En los templos budistas ablución se produce haciendo brotar agua por un lado de la fuente normalmente colocada en la entrada, de esta por el otro lado y finalmente se llevan ambas a la boca para enjuagarla; lo que sobra se vierte en el foso y ya no en la fuente. En los santuarios sintoístas, la ablución no se refiere tanto a la boca sino a la frente, que se considera una prioridad.
Santuario Futarasan-jinja
una larga avenida con criptomeria alta a un lado y una hilera de faroles de piedra al otro que conducen al Santuario Futarasan-jinja, del cual admiramos la imponente arquitectura desde el exterior.

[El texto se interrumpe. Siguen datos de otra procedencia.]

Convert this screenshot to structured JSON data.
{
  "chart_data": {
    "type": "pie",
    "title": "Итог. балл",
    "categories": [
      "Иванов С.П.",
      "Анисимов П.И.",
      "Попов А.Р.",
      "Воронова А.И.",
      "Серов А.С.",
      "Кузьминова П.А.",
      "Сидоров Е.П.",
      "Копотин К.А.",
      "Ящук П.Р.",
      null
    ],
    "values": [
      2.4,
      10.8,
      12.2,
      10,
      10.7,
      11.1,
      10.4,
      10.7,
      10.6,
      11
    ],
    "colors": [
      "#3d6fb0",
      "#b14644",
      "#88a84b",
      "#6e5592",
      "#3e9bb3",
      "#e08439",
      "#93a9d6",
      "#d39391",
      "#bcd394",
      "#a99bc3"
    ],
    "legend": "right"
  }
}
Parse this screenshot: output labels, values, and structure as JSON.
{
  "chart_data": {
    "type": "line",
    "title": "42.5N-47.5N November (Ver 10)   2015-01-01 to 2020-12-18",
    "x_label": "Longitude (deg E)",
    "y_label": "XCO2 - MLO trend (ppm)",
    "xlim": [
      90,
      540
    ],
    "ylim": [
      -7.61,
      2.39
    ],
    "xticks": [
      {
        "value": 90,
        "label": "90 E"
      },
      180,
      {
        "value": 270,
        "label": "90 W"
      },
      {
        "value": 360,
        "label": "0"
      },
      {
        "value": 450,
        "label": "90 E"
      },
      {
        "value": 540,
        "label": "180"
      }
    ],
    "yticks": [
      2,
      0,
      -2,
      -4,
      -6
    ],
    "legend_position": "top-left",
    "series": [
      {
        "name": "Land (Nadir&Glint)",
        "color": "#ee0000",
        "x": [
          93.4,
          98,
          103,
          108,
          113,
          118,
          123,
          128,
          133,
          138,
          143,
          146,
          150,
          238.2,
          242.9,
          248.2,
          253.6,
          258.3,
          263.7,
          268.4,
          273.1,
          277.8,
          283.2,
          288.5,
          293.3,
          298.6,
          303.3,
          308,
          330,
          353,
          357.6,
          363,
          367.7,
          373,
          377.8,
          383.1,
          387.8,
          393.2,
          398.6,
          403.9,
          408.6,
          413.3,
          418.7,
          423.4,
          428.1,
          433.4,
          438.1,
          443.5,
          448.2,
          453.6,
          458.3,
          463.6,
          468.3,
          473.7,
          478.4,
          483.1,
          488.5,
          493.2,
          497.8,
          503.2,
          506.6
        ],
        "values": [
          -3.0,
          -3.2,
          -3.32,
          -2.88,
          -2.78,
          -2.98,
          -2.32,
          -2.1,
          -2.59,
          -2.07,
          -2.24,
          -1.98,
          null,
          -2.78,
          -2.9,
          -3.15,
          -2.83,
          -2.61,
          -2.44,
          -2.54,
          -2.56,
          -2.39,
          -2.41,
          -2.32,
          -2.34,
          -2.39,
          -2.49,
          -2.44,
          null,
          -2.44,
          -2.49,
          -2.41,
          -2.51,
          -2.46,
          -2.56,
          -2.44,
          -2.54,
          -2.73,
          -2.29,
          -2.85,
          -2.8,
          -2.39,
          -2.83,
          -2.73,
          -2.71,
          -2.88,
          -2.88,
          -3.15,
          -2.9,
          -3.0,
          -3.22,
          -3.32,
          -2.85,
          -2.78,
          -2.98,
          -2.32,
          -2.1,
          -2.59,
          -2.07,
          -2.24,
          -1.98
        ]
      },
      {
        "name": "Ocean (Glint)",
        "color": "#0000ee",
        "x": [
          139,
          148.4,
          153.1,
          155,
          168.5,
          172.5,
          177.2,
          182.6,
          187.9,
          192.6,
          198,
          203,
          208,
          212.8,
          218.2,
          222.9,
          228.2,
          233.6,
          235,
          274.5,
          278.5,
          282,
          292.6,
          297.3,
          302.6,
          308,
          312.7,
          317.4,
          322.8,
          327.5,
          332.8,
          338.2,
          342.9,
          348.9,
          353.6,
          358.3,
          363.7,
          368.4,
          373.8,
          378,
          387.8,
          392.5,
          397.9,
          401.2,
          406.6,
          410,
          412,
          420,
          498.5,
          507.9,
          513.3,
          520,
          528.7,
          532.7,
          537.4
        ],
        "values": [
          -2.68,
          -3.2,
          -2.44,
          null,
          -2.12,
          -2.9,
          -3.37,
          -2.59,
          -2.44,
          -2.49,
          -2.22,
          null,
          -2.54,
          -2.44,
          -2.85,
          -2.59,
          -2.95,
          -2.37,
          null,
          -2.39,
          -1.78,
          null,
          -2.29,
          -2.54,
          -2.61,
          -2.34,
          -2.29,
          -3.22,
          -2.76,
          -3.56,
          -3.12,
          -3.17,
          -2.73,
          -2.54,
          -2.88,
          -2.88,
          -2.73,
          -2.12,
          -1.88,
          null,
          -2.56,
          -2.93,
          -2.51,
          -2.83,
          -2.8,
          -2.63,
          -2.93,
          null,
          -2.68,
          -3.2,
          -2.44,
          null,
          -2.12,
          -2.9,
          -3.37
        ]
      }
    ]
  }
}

En lugar de ello, dediquemos un tiempo a visitar el Santuario Taiyuinbyo, apartado y rodeado de vegetación entre enormes plantas de criptomeria; aún más íntimo, en su interior se lleva a cabo una celebración que finaliza con tres golpes de un tambor de metal especial, que produce un sonido prolongado que se desvanece gradualmente cuando parece pasar de un oído al otro, dejando su huella en la mente; un repique similar al de las campanas tibetanas. Aquí se encuentra la tumba de Iemitsu, quien inició las construcciones religiosas en Nikko, a su vez sobrino de Tokugawa Ieyasu enterrado en Tosho-gu. Para acceder a él hay que subir unos escalones a través de portales decorados, uno de los cuales tiene dos deidades guardianas a los lados (con una apariencia que al menos inspira miedo), el primero tiene la mano hacia arriba para recibir a los puros de corazón mientras que el segundo apunta hacia abajo para repeler a los impuros.
Caminata a las cataratas Shiraito
El hambre de ver nunca se sacia: son las 15.30 horas cuando decidimos volver a visitarlos Cataratas Shiraito, una serie de cascadas para dar los penúltimos cuatro pasos. Están apenas con un cuarto de hora de diferencia, pero aunque caminamos a buen ritmo el tiempo pasa, por lo que para volver tendremos que dar mucho más de ocho pasos e incluso a paso acelerado. Una vez llegamos a la parada de autobús decidimos continuar a pie y no esperar: un contratiempo habría supuesto perder la costosa conexión de tren ya pagada. Confiando más en nuestros vehículos, caminando rápido a las 16.20 estamos listos para regresar y volver a ver, nunca cansados, paisajes rurales alternando con pequeños pueblos hasta entrar en Tokio, cuando la gente sale del trabajo.
Un par de compras en el Nakamise Dori, para no volver con las manos vacías, cena en el barrio de Akakusa donde vivimos. Para encontrar el restaurante tiene muchas opciones para elegir; esta noche, entre otras especies de peces, la anguila (unagi) destaca en el cuenco asado con un poco de salsa de soja inteligente. Por eso es necesario caminar, cerca se encuentra la peatonal Orange Street, que tiene muy poco color excepto por unas pocas franjas rojizas en la superficie de la carretera. Regresamos al hotel con temperatura en manga corta.